Er stand mitten unter ihnen, sah auf sie herab und bedauerte ihren Tod nicht. Sie hatten ihn
verraten. Alle, die nun leblos zu seinen Füßen lagen, tot und schon bald vergessen, alle, die
ihm einst die Treue bis in den Tod geschworen hatten, Dolohow, Bellatrix, Rodolphus,
Pettigrew, Alecto, Amycus… sie alle hatten ihn verraten. Und umgehend ihre Strafe erhalten.

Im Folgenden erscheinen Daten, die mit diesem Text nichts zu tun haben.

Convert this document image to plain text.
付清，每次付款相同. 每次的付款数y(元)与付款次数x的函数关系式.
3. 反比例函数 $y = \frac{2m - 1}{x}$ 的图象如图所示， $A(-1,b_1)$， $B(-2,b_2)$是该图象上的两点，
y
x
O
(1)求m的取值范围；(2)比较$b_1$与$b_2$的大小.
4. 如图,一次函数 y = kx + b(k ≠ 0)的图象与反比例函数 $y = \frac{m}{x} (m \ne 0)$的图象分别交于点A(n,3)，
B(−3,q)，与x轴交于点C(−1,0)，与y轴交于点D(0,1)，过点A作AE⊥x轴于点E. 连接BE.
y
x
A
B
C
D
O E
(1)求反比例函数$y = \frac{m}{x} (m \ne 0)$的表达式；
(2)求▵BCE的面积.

Er hatte sie getötet. Alle miteinander. Er hatte sie seine Macht spüren lassen und ihr
unwertes Leben aus dem Leib gerissen. Doch nun war er geschwächt…… Bellatrix Fluch
hatte ihm einen großen Teil seiner Lebenskraft geraubt und der Verrat schmerzte selbst ihn
– den Dunklen Lord.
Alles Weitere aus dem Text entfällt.